Wednesday, September 18, 2013

Deflate Your Enthusiasm

William Pesek argues in an opinion piece in Bloomberg that deflation in Japan is - contrary to popular belief among most economists - actually a good thing. Pesek's reasoning is that Japan's population is disproportionately composed of elderly pensioners living off of fixed income whom would benefit from falling prices. Furthermore, as prices in Japan rose too high during the 1980's, deflation "has acted like a stealth tax cut for households and restored some sobriety to costs." Lastly, the Japanese government has amassed mountains of debt, and deflation - "which lowers nominal bond yields" - "makes that burden easier to service."

This piece is a bit of a ridiculous #slatepitch. Deflation is not good. Deflation is very bad - and most every economist knows this. It is generally agreed upon by both conservative and liberal economists that deflation is one of the main culprits behind the severity of the Great Depression. This is because deflation reduced earnings and increased real debt burdens, leading to mass-scale defaults. We see the same forces at play in Japan (the depressed earnings - not the mass-scale defaults). The following graph shows private sector earnings in blue and the CPI in red. Falling earnings track pretty well with falling prices.


In other words: deflation does not occur in a vacuum - my falling costs are your falling earnings and vice versa.

But how does this affect elderly pensioners? 1) Falling earnings put pressure on private pension systems. If earnings are not sufficient enough to fully fund pensions, then pensions may need to cut their benefits; 2) Falling earnings put pressure on public pension systems. Falling earnings mean depressed tax revenue. If public funds can not sufficiently fund the pension system, then benefits may need to be cut; 3) Falling earnings mean falling stock prices. This reduces the wealth of stock holders (a group that contains a not insignificant number of pensioners). All of these negative effects will be especially felt by near-future and future pensioners.
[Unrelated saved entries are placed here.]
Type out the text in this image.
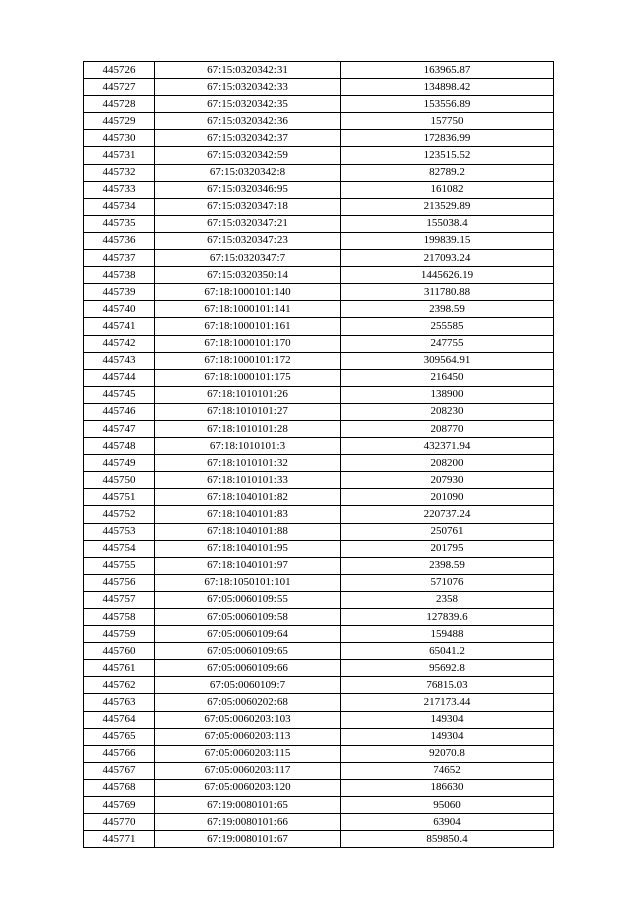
445726	67:15:0320342:31	163965.87
445727	67:15:0320342:33	134898.42
445728	67:15:0320342:35	153556.89
445729	67:15:0320342:36	157750
445730	67:15:0320342:37	172836.99
445731	67:15:0320342:59	123515.52
445732	67:15:0320342:8	82789.2
445733	67:15:0320346:95	161082
445734	67:15:0320347:18	213529.89
445735	67:15:0320347:21	155038.4
445736	67:15:0320347:23	199839.15
445737	67:15:0320347:7	217093.24
445738	67:15:0320350:14	1445626.19
445739	67:18:1000101:140	311780.88
445740	67:18:1000101:141	2398.59
445741	67:18:1000101:161	255585
445742	67:18:1000101:170	247755
445743	67:18:1000101:172	309564.91
445744	67:18:1000101:175	216450
445745	67:18:1010101:26	138900
445746	67:18:1010101:27	208230
445747	67:18:1010101:28	208770
445748	67:18:1010101:3	432371.94
445749	67:18:1010101:32	208200
445750	67:18:1010101:33	207930
445751	67:18:1040101:82	201090
445752	67:18:1040101:83	220737.24
445753	67:18:1040101:88	250761
445754	67:18:1040101:95	201795
445755	67:18:1040101:97	2398.59
445756	67:18:1050101:101	571076
445757	67:05:0060109:55	2358
445758	67:05:0060109:58	127839.6
445759	67:05:0060109:64	159488
445760	67:05:0060109:65	65041.2
445761	67:05:0060109:66	95692.8
445762	67:05:0060109:7	76815.03
445763	67:05:0060202:68	217173.44
445764	67:05:0060203:103	149304
445765	67:05:0060203:113	149304
445766	67:05:0060203:115	92070.8
445767	67:05:0060203:117	74652
445768	67:05:0060203:120	186630
445769	67:19:0080101:65	95060
445770	67:19:0080101:66	63904
445771	67:19:0080101:67	859850.4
The worst part of the article, however, is the claim that deflation makes the government's debt easier to service via lower nominal interest rates. Low nominal interest rates (and deflation) are generally a sign of an anemic economy which translates to lower tax revenue. Lower tax revenue means that the government will have a tougher time paying off debt. Furthermore, deflation not only does not ease the burden of debt, it actively increases the burden of debt by increasing the debt's real value.

But let's assume I'm wrong about all of this (which I'm not) and deflation really is a boon to elderly pensioners. Do you really want to use the well-being of pensioners (25% of the population now, projected 40% in 2060) as your benchmark of success for a national economy?